DES MESURES DE PROTECTION CONTESTÉES

À La Prairie, 60 % de l’habitat de la rainette a été détruit de 1992 à 2013, avant même que les travaux du projet Symbiocité ne débutent. Ottawa estime d’ailleurs que l’espèce aura complètement disparu en Montérégie d’ici 2030 si rien n’est fait pour la protéger. De plus, Environnement Canada a estimé que les mesures de protection mises en place à La Prairie n’étaient pas suffisantes pour assurer la survie et le rétablissement de l’espèce. Un parc de conservation a été créé, mais celui-ci a été critiqué par divers experts. La « relocalisation » de l’espèce est une « mesure expérimentale » qui comporte encore « trop d’incertitude », estiment les fonctionnaires fédéraux. Québec avait aussi autorisé une méthode dite de « phasage » censée permettre aux rainettes de se déplacer jusqu’au parc de conservation, alors que cette espèce ne se déplace que sur quelques dizaines de mètres au cours de son existence.
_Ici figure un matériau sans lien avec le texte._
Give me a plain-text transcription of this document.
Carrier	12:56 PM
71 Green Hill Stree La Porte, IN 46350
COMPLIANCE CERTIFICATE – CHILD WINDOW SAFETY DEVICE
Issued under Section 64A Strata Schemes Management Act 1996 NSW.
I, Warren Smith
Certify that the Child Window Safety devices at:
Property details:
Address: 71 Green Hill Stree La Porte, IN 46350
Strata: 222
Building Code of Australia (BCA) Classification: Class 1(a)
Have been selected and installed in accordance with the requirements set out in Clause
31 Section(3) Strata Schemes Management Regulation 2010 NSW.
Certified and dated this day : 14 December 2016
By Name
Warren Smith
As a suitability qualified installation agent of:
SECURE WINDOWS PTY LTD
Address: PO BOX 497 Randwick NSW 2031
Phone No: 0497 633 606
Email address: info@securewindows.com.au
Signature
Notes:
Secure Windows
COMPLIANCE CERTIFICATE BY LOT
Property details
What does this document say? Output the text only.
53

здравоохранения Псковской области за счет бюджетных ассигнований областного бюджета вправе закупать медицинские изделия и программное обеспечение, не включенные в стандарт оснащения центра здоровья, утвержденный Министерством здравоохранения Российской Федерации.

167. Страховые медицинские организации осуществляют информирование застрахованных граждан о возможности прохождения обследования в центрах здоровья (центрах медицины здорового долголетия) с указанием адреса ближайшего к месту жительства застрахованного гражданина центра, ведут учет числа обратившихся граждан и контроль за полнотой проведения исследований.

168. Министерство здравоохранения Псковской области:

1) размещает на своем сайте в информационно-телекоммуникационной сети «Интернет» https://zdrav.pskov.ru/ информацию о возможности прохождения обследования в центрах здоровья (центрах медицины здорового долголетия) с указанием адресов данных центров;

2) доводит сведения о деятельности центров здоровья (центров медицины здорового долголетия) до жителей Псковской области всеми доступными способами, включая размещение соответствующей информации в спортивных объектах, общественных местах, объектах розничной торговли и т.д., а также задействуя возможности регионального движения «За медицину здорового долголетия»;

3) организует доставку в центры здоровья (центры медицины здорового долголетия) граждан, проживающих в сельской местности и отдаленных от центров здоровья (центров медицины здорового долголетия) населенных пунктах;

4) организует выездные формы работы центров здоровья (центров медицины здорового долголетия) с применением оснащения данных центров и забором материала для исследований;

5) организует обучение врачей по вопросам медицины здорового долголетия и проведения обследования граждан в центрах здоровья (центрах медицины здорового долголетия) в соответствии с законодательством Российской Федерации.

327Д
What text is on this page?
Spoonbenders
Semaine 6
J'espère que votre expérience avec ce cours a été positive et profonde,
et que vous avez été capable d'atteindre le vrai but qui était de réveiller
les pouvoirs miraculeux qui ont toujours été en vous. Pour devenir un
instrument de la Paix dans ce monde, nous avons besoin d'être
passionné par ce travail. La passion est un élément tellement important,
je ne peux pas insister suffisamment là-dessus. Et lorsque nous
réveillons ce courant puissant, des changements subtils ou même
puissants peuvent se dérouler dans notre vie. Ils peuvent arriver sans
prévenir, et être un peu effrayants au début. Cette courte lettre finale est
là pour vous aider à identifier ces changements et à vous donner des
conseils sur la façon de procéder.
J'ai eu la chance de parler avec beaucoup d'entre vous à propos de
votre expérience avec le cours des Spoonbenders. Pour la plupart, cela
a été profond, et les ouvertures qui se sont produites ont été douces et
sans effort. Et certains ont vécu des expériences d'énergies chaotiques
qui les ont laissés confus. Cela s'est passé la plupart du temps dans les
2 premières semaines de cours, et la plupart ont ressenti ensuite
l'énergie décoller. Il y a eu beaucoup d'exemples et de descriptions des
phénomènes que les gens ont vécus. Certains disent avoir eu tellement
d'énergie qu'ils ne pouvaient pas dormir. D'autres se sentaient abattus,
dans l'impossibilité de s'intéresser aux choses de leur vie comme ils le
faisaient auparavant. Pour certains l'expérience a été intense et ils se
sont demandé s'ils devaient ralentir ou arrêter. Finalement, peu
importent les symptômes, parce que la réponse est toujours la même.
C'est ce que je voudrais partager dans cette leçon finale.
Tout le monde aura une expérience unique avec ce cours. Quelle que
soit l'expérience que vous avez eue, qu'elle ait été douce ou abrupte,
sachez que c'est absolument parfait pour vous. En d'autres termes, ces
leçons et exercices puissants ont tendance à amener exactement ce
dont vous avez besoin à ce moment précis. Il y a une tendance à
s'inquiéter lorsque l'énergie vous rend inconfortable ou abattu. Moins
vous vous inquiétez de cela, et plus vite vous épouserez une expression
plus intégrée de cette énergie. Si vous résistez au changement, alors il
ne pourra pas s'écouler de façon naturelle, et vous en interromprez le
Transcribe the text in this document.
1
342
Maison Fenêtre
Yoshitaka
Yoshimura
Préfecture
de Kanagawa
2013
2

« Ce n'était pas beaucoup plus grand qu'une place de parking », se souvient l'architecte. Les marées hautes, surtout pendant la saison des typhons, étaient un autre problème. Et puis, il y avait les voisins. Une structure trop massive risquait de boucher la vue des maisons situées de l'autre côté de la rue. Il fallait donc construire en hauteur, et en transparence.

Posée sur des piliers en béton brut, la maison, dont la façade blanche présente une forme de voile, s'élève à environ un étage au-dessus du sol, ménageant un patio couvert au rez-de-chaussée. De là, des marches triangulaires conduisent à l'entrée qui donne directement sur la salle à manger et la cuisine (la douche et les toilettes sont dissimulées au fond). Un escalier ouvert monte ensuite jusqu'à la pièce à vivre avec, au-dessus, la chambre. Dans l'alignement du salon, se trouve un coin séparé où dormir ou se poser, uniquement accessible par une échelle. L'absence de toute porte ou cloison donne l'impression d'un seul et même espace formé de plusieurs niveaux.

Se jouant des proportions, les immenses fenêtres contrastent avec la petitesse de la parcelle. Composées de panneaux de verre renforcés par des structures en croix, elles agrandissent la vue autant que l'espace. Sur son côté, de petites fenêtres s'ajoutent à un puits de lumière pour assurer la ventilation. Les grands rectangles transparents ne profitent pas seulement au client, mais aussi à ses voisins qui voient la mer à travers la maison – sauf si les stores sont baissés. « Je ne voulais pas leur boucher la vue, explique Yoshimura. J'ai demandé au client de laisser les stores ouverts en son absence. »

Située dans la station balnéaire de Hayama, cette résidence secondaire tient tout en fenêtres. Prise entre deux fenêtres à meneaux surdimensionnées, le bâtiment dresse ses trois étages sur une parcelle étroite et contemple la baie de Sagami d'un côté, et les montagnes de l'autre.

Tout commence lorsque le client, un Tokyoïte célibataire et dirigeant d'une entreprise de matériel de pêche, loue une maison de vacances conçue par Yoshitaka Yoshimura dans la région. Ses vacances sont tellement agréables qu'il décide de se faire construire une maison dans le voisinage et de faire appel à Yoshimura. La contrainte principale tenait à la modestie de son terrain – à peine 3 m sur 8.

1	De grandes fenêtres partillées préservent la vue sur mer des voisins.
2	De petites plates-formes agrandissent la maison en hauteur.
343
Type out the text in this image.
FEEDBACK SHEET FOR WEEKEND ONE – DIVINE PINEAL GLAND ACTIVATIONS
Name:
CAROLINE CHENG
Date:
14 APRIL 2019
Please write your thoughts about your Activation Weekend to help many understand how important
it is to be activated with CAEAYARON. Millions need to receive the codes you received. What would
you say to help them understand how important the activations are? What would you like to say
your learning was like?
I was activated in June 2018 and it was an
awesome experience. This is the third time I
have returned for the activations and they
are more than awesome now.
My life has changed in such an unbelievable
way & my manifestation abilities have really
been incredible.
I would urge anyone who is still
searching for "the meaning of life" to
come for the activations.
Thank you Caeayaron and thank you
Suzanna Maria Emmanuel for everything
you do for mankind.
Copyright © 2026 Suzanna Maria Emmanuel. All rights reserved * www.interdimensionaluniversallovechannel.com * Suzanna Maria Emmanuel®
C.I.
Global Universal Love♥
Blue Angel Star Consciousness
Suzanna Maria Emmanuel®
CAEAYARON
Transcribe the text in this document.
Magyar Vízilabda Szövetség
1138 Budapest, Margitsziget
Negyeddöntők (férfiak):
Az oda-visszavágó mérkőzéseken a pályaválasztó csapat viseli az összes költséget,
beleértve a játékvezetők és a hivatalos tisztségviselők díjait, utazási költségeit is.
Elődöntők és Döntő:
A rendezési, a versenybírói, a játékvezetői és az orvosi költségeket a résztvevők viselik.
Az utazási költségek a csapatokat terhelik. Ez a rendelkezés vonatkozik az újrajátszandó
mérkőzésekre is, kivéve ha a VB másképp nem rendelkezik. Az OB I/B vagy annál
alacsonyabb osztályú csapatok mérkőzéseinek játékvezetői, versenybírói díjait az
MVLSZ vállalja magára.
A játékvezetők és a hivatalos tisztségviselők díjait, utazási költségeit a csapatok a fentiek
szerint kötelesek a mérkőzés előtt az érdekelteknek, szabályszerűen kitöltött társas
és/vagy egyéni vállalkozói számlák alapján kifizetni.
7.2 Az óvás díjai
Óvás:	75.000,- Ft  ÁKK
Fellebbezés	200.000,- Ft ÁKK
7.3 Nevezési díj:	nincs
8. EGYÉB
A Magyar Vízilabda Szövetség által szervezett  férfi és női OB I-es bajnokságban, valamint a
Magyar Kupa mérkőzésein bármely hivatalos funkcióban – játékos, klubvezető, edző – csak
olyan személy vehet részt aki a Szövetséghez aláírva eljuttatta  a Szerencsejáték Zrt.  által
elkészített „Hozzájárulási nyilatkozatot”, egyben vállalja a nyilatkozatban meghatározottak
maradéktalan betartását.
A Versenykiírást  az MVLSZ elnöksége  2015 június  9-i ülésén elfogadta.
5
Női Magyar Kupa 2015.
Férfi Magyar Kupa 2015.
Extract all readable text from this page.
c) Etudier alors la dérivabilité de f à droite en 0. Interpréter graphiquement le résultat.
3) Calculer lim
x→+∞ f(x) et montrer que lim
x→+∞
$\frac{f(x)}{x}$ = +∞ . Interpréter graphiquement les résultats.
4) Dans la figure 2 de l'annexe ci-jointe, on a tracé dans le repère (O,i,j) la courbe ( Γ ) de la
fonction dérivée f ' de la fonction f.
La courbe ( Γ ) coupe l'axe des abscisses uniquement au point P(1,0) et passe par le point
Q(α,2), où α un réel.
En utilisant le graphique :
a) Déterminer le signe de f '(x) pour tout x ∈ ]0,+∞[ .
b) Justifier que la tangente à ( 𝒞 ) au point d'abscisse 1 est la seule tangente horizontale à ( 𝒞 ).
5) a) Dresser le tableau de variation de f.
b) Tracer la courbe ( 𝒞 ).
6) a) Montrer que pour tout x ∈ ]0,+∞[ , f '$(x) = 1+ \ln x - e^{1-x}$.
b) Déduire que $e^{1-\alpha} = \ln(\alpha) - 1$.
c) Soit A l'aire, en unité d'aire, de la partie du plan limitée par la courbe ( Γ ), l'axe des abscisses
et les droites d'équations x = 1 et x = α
QUÉBEC N’A PAS ÉCOUTÉ SES EXPERTS

Le ministère québécois de l’Environnement n’a pas tenu compte des avis de ses propres experts avant d’autoriser le projet Symbiocité. Dès 2002, la Société de la faune et des parcs du Québec, un service du ministère des Ressources naturelles, concluait que mettre en œuvre des mesures de compensation pour détruire l’habitat de la rainette n’était pas une solution valable. L’équipe de rétablissement de l’espèce a aussi publié quatre avis scientifiques depuis 2007 soutenant que le projet constituait un danger pour la rainette. La coordonnatrice des espèces menacées du Ministère faisait elle aussi ce constat dans un courriel obtenu par La Presse en 2014.